In de vorige twee delen werd gesproken over de verschillende mogelijkheden die ter beschikking staan van de CMR-wegvervoerder ter beperking van zijn aansprakelijkheid.
Het CMR-verdrag voorziet echter in haar art. 29 dat deze beperking van aansprakelijkheid voor de vervoerder niet speelt “indien de schade voortspruit uit zijn opzet of uit schuld zijnerzijds, welke volgens de wet van het gerecht, waar de vordering aanhangig is, met opzet gelijkgesteld".
Hetzelfde geldt bij opzet of schuld van de ondergeschikten van de vervoerder of van alle personen, van wier diensten hij voor de bewerkstelliging van het vervoer gebruik maakt, wanneer deze ondergeschikten of deze andere personen handelen in de uitoefening van hun werkzaamheden (lid 2 van art. 29 CMR).

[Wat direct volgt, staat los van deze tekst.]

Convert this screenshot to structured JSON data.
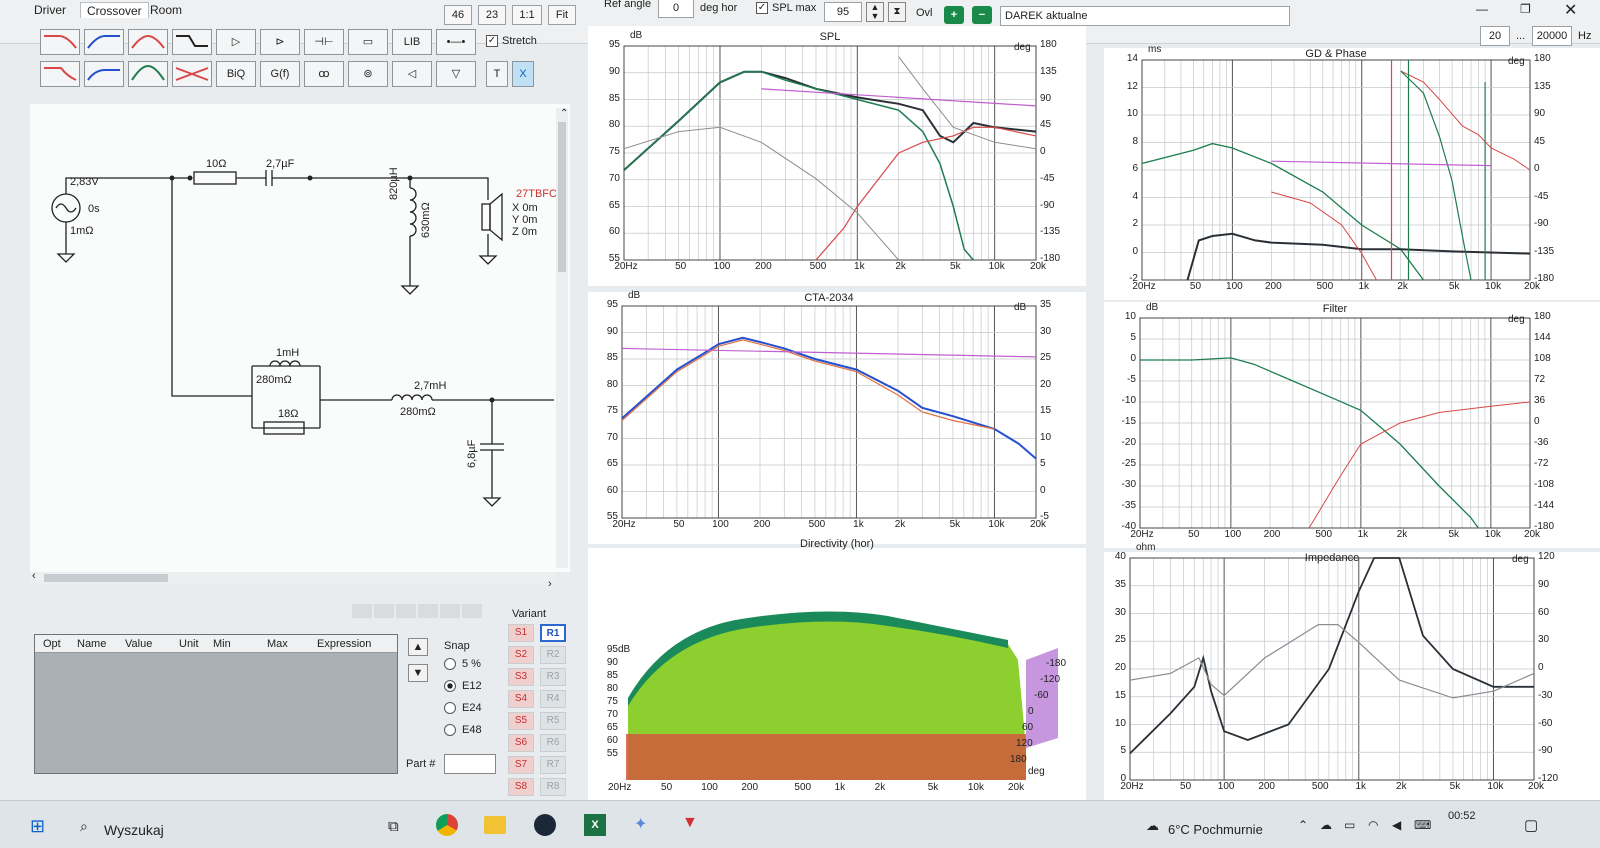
{
  "tabs": [
    "Driver",
    "Crossover",
    "Room"
  ],
  "zoom_buttons": [
    "46",
    "23",
    "1:1",
    "Fit"
  ],
  "ref_angle": {
    "label": "Ref angle",
    "value": "0",
    "unit": "deg hor"
  },
  "spl_max": {
    "label": "SPL max",
    "value": "95",
    "checked": true
  },
  "ovl_label": "Ovl",
  "project_name": "DAREK aktualne",
  "freq_range": {
    "from": "20",
    "sep": "...",
    "to": "20000",
    "unit": "Hz"
  },
  "tools": {
    "lib": "LIB",
    "stretch": "Stretch",
    "biq": "BiQ",
    "gf": "G(f)",
    "t": "T",
    "x": "X"
  },
  "schematic": {
    "source_voltage": "2,83V",
    "source_delay": "0s",
    "source_res": "1mΩ",
    "r1": "10Ω",
    "c1": "2,7µF",
    "l1": "820µH",
    "l1_res": "630mΩ",
    "driver_name": "27TBFC",
    "driver_x": "X 0m",
    "driver_y": "Y 0m",
    "driver_z": "Z 0m",
    "l2": "1mH",
    "l2_res": "280mΩ",
    "r2": "18Ω",
    "l3": "2,7mH",
    "l3_res": "280mΩ",
    "c2": "6,8µF"
  },
  "opt_table": {
    "headers": [
      "Opt",
      "Name",
      "Value",
      "Unit",
      "Min",
      "Max",
      "Expression"
    ],
    "snap_label": "Snap",
    "snap_options": [
      "5 %",
      "E12",
      "E24",
      "E48"
    ],
    "snap_selected": "E12",
    "part_label": "Part #"
  },
  "variant": {
    "label": "Variant",
    "s": [
      "S1",
      "S2",
      "S3",
      "S4",
      "S5",
      "S6",
      "S7",
      "S8"
    ],
    "r": [
      "R1",
      "R2",
      "R3",
      "R4",
      "R5",
      "R6",
      "R7",
      "R8"
    ],
    "active": "R1"
  },
  "charts": {
    "spl": {
      "title": "SPL",
      "yleft_unit": "dB",
      "yright_unit": "deg",
      "yleft": [
        "95",
        "90",
        "85",
        "80",
        "75",
        "70",
        "65",
        "60",
        "55"
      ],
      "yright": [
        "180",
        "135",
        "90",
        "45",
        "0",
        "-45",
        "-90",
        "-135",
        "-180"
      ],
      "x": [
        "20Hz",
        "50",
        "100",
        "200",
        "500",
        "1k",
        "2k",
        "5k",
        "10k",
        "20k"
      ]
    },
    "gd": {
      "title": "GD & Phase",
      "yleft_unit": "ms",
      "yright_unit": "deg",
      "yleft": [
        "14",
        "12",
        "10",
        "8",
        "6",
        "4",
        "2",
        "0",
        "-2"
      ],
      "yright": [
        "180",
        "135",
        "90",
        "45",
        "0",
        "-45",
        "-90",
        "-135",
        "-180"
      ],
      "x": [
        "20Hz",
        "50",
        "100",
        "200",
        "500",
        "1k",
        "2k",
        "5k",
        "10k",
        "20k"
      ]
    },
    "cta": {
      "title": "CTA-2034",
      "yleft_unit": "dB",
      "yright_unit": "dB",
      "yleft": [
        "95",
        "90",
        "85",
        "80",
        "75",
        "70",
        "65",
        "60",
        "55"
      ],
      "yright": [
        "35",
        "30",
        "25",
        "20",
        "15",
        "10",
        "5",
        "0",
        "-5"
      ],
      "x": [
        "20Hz",
        "50",
        "100",
        "200",
        "500",
        "1k",
        "2k",
        "5k",
        "10k",
        "20k"
      ]
    },
    "filter": {
      "title": "Filter",
      "yleft_unit": "dB",
      "yright_unit": "deg",
      "yleft": [
        "10",
        "5",
        "0",
        "-5",
        "-10",
        "-15",
        "-20",
        "-25",
        "-30",
        "-35",
        "-40"
      ],
      "yright": [
        "180",
        "144",
        "108",
        "72",
        "36",
        "0",
        "-36",
        "-72",
        "-108",
        "-144",
        "-180"
      ],
      "x": [
        "20Hz",
        "50",
        "100",
        "200",
        "500",
        "1k",
        "2k",
        "5k",
        "10k",
        "20k"
      ]
    },
    "directivity": {
      "title": "Directivity (hor)",
      "yunit": "dB",
      "y": [
        "95",
        "90",
        "85",
        "80",
        "75",
        "70",
        "65",
        "60",
        "55"
      ],
      "angles": [
        "-180",
        "-120",
        "-60",
        "0",
        "60",
        "120",
        "180"
      ],
      "angle_unit": "deg",
      "x": [
        "20Hz",
        "50",
        "100",
        "200",
        "500",
        "1k",
        "2k",
        "5k",
        "10k",
        "20k"
      ]
    },
    "impedance": {
      "title": "Impedance",
      "yleft_unit": "ohm",
      "yright_unit": "deg",
      "yleft": [
        "40",
        "35",
        "30",
        "25",
        "20",
        "15",
        "10",
        "5",
        "0"
      ],
      "yright": [
        "120",
        "90",
        "60",
        "30",
        "0",
        "-30",
        "-60",
        "-90",
        "-120"
      ],
      "x": [
        "20Hz",
        "50",
        "100",
        "200",
        "500",
        "1k",
        "2k",
        "5k",
        "10k",
        "20k"
      ]
    }
  },
  "taskbar": {
    "search": "Wyszukaj",
    "weather": "6°C  Pochmurnie",
    "time": "00:52"
  },
  "colors": {
    "green": "#1e7d4e",
    "dark": "#2a3036",
    "gray": "#8a8e92",
    "red": "#d84848",
    "magenta": "#c060d0",
    "blue": "#2450d0",
    "orange": "#e07040"
  }
}
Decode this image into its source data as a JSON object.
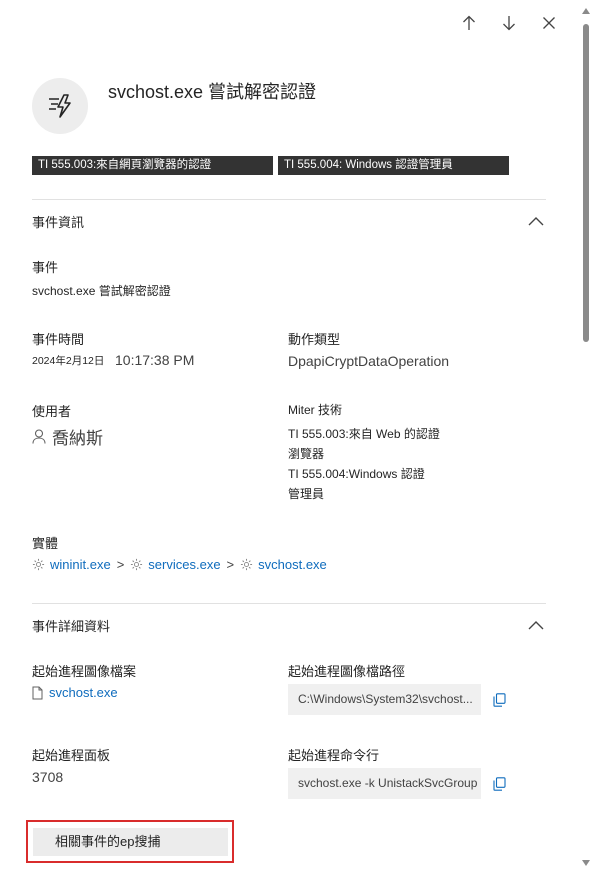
{
  "nav": {
    "up_icon": "arrow-up-icon",
    "down_icon": "arrow-down-icon",
    "close_icon": "close-icon"
  },
  "header": {
    "icon": "lightning-lines-icon",
    "title": "svchost.exe 嘗試解密認證"
  },
  "tags": [
    "TI 555.003:來自網頁瀏覽器的認證",
    "TI 555.004: Windows 認證管理員"
  ],
  "event_info": {
    "section_title": "事件資訊",
    "event_label": "事件",
    "event_value": "svchost.exe 嘗試解密認證",
    "time_label": "事件時間",
    "time_date": "2024年2月12日",
    "time_clock": "10:17:38 PM",
    "action_type_label": "動作類型",
    "action_type_value": "DpapiCryptDataOperation",
    "user_label": "使用者",
    "user_value": "喬納斯",
    "mitre_label": "Miter 技術",
    "mitre_line1": "TI 555.003:來自 Web 的認證",
    "mitre_line2": "瀏覽器",
    "mitre_line3": "TI 555.004:Windows 認證",
    "mitre_line4": "管理員",
    "entities_label": "實體",
    "entities": [
      "wininit.exe",
      "services.exe",
      "svchost.exe"
    ],
    "entity_separator": ">"
  },
  "event_details": {
    "section_title": "事件詳細資料",
    "image_file_label": "起始進程圖像檔案",
    "image_file_value": "svchost.exe",
    "image_path_label": "起始進程圖像檔路徑",
    "image_path_value": "C:\\Windows\\System32\\svchost...",
    "panel_label": "起始進程面板",
    "panel_value": "3708",
    "cmdline_label": "起始進程命令行",
    "cmdline_value": "svchost.exe -k UnistackSvcGroup"
  },
  "actions": {
    "related_events_label": "相關事件的ep搜捕"
  },
  "colors": {
    "link": "#0f6cbd",
    "tag_bg": "#333333",
    "highlight_border": "#d92c2c"
  }
}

Niet alleen verliest de vervoerder de mogelijkheid om zich te beroepen op de gewichtslimitatie of de uitsluiting van bepaalde schadeposten, daarnaast:

- kan hij zich ook niet beroepen op één van de ontheffingsgronden voorzien in art. 17 lid 2 of 17 lid 4;
- wordt de verjaringstermijn tot het instellen van een vordering tegen de vervoerder gebracht op 3 jaar (i.p.v. 1 jaar)

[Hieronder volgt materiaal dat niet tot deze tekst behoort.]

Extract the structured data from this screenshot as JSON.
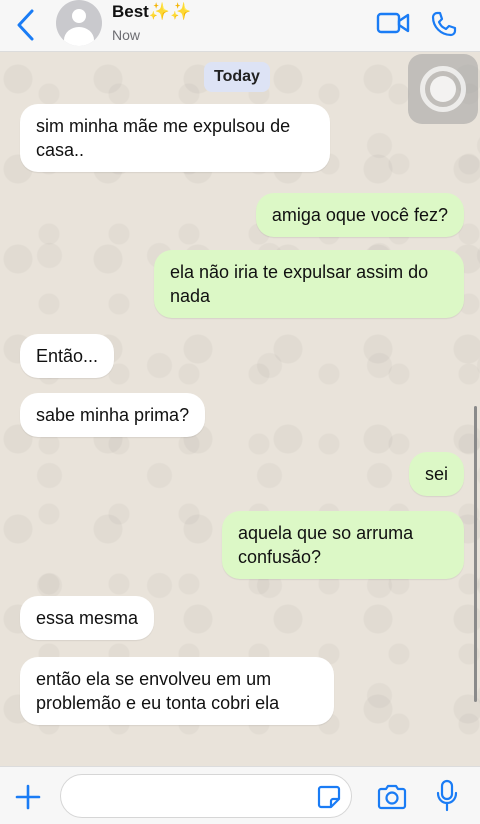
{
  "header": {
    "contact_name": "Best✨✨",
    "status": "Now"
  },
  "chat": {
    "date_label": "Today",
    "messages": [
      {
        "direction": "incoming",
        "text": "sim minha mãe me expulsou de casa.."
      },
      {
        "direction": "outgoing",
        "text": "amiga oque você fez?"
      },
      {
        "direction": "outgoing",
        "text": "ela não iria te expulsar assim do nada"
      },
      {
        "direction": "incoming",
        "text": "Então..."
      },
      {
        "direction": "incoming",
        "text": "sabe minha prima?"
      },
      {
        "direction": "outgoing",
        "text": "sei"
      },
      {
        "direction": "outgoing",
        "text": "aquela que so arruma confusão?"
      },
      {
        "direction": "incoming",
        "text": "essa mesma"
      },
      {
        "direction": "incoming",
        "text": "então ela se envolveu em um problemão e eu tonta cobri ela"
      }
    ]
  },
  "input": {
    "value": "",
    "placeholder": ""
  },
  "icons": {
    "back": "chevron-left-icon",
    "video": "video-camera-icon",
    "phone": "phone-icon",
    "plus": "plus-icon",
    "sticker": "sticker-icon",
    "camera": "camera-icon",
    "mic": "microphone-icon"
  },
  "colors": {
    "accent": "#1a7cf5",
    "outgoing_bubble": "#dcf8c6",
    "incoming_bubble": "#ffffff",
    "chat_background": "#e9e3da",
    "date_chip": "#dde3f5"
  }
}
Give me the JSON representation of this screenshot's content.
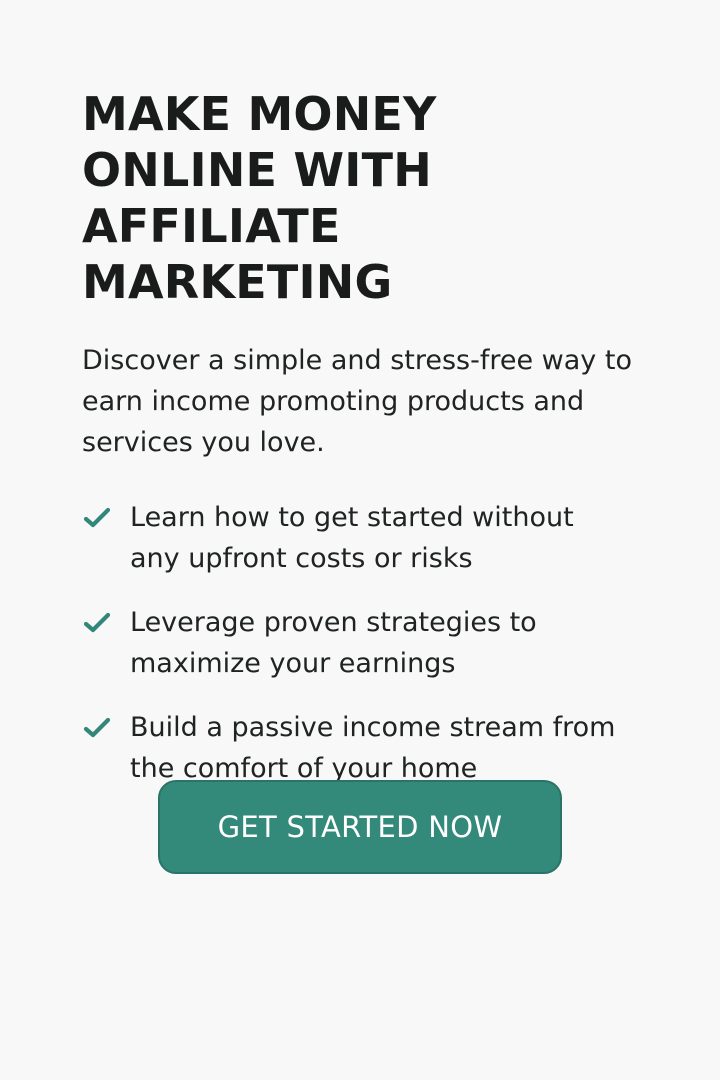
{
  "hero": {
    "headline": "MAKE MONEY ONLINE WITH AFFILIATE MARKETING",
    "intro": "Discover a simple and stress-free way to earn income promoting products and services you love."
  },
  "benefits": [
    {
      "icon": "check-icon",
      "text": "Learn how to get started without any upfront costs or risks"
    },
    {
      "icon": "check-icon",
      "text": "Leverage proven strategies to maximize your earnings"
    },
    {
      "icon": "check-icon",
      "text": "Build a passive income stream from the comfort of your home"
    }
  ],
  "cta": {
    "label": "GET STARTED NOW"
  },
  "colors": {
    "background": "#f8f8f8",
    "text": "#1a1c1c",
    "accent": "#33897a"
  }
}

Het opzet waarvan sprake impliceert het wetens en willens stellen van de daad.
Het in de praktijk meest voorkomende geval is dat van de vervoerder die zelf de lading steelt of doet stelen: evident kan de vervoerder zich in dergelijke omstandigheden niet beroepen op de ontheffing of beperking van zijn aansprakelijkheid.
Let wel; dit geldt eveneens wanneer de chauffeur de dader is en dit zonder medeweten van zijn werkgever (vervoerder) doet of nog wanneer het vervoer werd uitbesteed aan een andere vervoerder die aldus handelt. De vervoerder staat immers in voor zijn aangestelden en werknemers en kan bijgevolg in rechte worden aangesproken in schadevergoeding (de mogelijkheid van een eventueel regres op zijn chauffeur blijft natuurlijk wel open maar is vaak illusoir).

Schrijnend zijn de gevallen waarbij een vervoerder slachtoffer wordt van een zogenaamde vrachtbeursfraude en vervolgens onbeperkte aansprakelijkheid riskeert zonder ooit enige kans op regres op de criminele ondervervoerder wiens spoor vaak bijster is.

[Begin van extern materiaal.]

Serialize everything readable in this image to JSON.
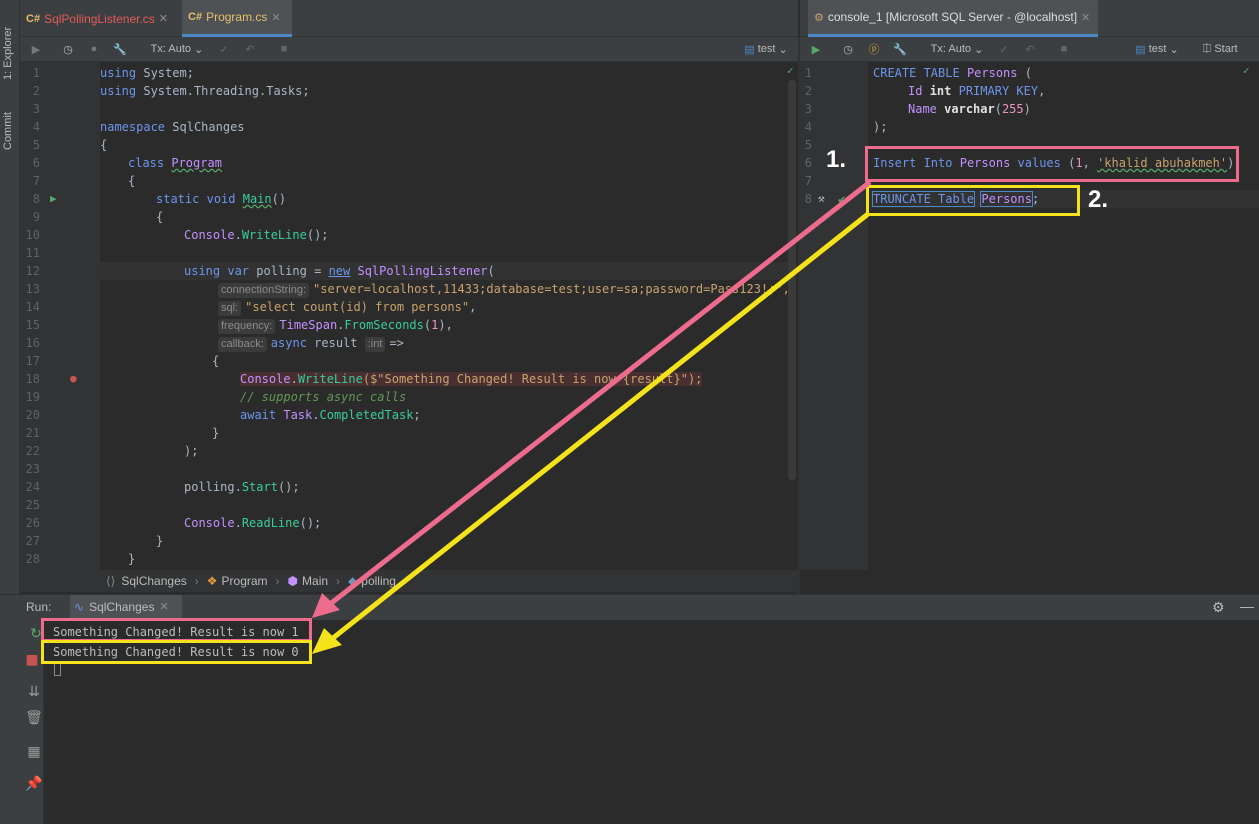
{
  "left_strip": {
    "explorer": "1: Explorer",
    "commit": "Commit"
  },
  "left_tabs": [
    {
      "lang": "C#",
      "name": "SqlPollingListener.cs"
    },
    {
      "lang": "C#",
      "name": "Program.cs"
    }
  ],
  "right_tab": {
    "name": "console_1 [Microsoft SQL Server - @localhost]"
  },
  "left_toolbar": {
    "tx": "Tx: Auto",
    "schema": "test"
  },
  "right_toolbar": {
    "tx": "Tx: Auto",
    "schema": "test",
    "start": "Start"
  },
  "code": {
    "line_numbers": [
      "1",
      "2",
      "3",
      "4",
      "5",
      "6",
      "7",
      "8",
      "9",
      "10",
      "11",
      "12",
      "13",
      "14",
      "15",
      "16",
      "17",
      "18",
      "19",
      "20",
      "21",
      "22",
      "23",
      "24",
      "25",
      "26",
      "27",
      "28"
    ],
    "l1a": "using",
    "l1b": "System",
    "l1c": ";",
    "l2a": "using",
    "l2b": "System",
    "l2c": ".",
    "l2d": "Threading",
    "l2e": ".",
    "l2f": "Tasks",
    "l2g": ";",
    "l4a": "namespace",
    "l4b": "SqlChanges",
    "l5": "{",
    "l6a": "class",
    "l6b": "Program",
    "l7": "{",
    "l8a": "static",
    "l8b": "void",
    "l8c": "Main",
    "l8d": "()",
    "l9": "{",
    "l10a": "Console",
    "l10b": ".",
    "l10c": "WriteLine",
    "l10d": "();",
    "l12a": "using",
    "l12b": "var",
    "l12c": "polling",
    "l12d": "=",
    "l12e": "new",
    "l12f": "SqlPollingListener",
    "l12g": "(",
    "l13h": "connectionString:",
    "l13a": "\"server=localhost,11433;database=test;user=sa;password=Pass123!;\",",
    "l14h": "sql:",
    "l14a": "\"select count(id) from persons\"",
    "l14b": ",",
    "l15h": "frequency:",
    "l15a": "TimeSpan",
    "l15b": ".",
    "l15c": "FromSeconds",
    "l15d": "(",
    "l15e": "1",
    "l15f": "),",
    "l16h": "callback:",
    "l16a": "async",
    "l16b": "result",
    "l16c": ":int",
    "l16d": "=>",
    "l17": "{",
    "l18a": "Console",
    "l18b": ".",
    "l18c": "WriteLine",
    "l18d": "($\"Something Changed! Result is now {result}\");",
    "l19": "// supports async calls",
    "l20a": "await",
    "l20b": "Task",
    "l20c": ".",
    "l20d": "CompletedTask",
    "l20e": ";",
    "l21": "}",
    "l22": ");",
    "l24a": "polling",
    "l24b": ".",
    "l24c": "Start",
    "l24d": "();",
    "l26a": "Console",
    "l26b": ".",
    "l26c": "ReadLine",
    "l26d": "();",
    "l27": "}",
    "l28": "}"
  },
  "sql": {
    "line_numbers": [
      "1",
      "2",
      "3",
      "4",
      "5",
      "6",
      "7",
      "8"
    ],
    "s1a": "CREATE TABLE",
    "s1b": "Persons",
    "s1c": "(",
    "s2a": "Id",
    "s2b": "int",
    "s2c": "PRIMARY KEY",
    "s2d": ",",
    "s3a": "Name",
    "s3b": "varchar",
    "s3c": "(",
    "s3d": "255",
    "s3e": ")",
    "s4": ");",
    "s6a": "Insert Into",
    "s6b": "Persons",
    "s6c": "values",
    "s6d": "(",
    "s6e": "1",
    "s6f": ",",
    "s6g": "'khalid abuhakmeh'",
    "s6h": ")",
    "s8a": "TRUNCATE Table",
    "s8b": "Persons",
    "s8c": ";"
  },
  "breadcrumb": [
    "SqlChanges",
    "Program",
    "Main",
    "polling"
  ],
  "run": {
    "label": "Run:",
    "config": "SqlChanges"
  },
  "console_lines": [
    "Something Changed! Result is now 1",
    "Something Changed! Result is now 0"
  ],
  "annotations": [
    "1.",
    "2."
  ],
  "colors": {
    "pink": "#ed6b8d",
    "yellow": "#f4e21a"
  }
}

Behoudens het geval van opzet voorziet art. 29 CMR echter ook in een doorbreking van de aansprakelijkheidslimiet in het geval van "schuld, die volgens de wet van het gerecht waar de vordering aanhangig is, met opzet wordt gelijkgesteld".
Voor wat de invulling van het begrip “met opzet gelijk gestelde schuld” betreft, verwijst het CMR-verdrag uitdrukkelijk naar de nationale wetgeving (t.t.z. de wet van het gerecht waar de vordering aanhangig werd gemaakt).
De meeste landen kennen in hun rechtssysteem de zware fout die met opzet kan gelijk gesteld worden doch niet Belgische rechtstelsel.
Het resultaat is dat de Belgische rechter enkel in het geval van opzet zal beslissen tot een doorbreking van de aansprakelijkheidslimiet.
In die optiek vernietigde het Hof van Cassatie een uitspraak van het Hof van Beroep van Brussel toen het oordeelde dat aan de vervoerder een zware fout kon worden verweten om dat hij zijn vrachtwagen met kostbare goederen onbewaakt had achtergelaten in het centrum van Milaan en dit ondanks de instructies om gebruik te maken van een nabijgelegen bewaakte en gratis ter beschikking gestelde parking en het feit dat hij zich bewust was dat het risico op diefstal groot was.
Anders dan het Hof van Beroep te Brussel weigerde het Hof van Cassatie om die zware fout gelijk te stellen met opzet en op die wijze de vervoerder te veroordelen tot integrale vergoeding van de schade.
De conclusie is dan ook dat voor Belgische rechtsmachten – hoe onvergeeflijk de fout van de vervoerder ook is – deze laatste de mogelijkheid blijft behouden om de hoger uiteengezette aansprakelijkheidsbeperking in te roepen.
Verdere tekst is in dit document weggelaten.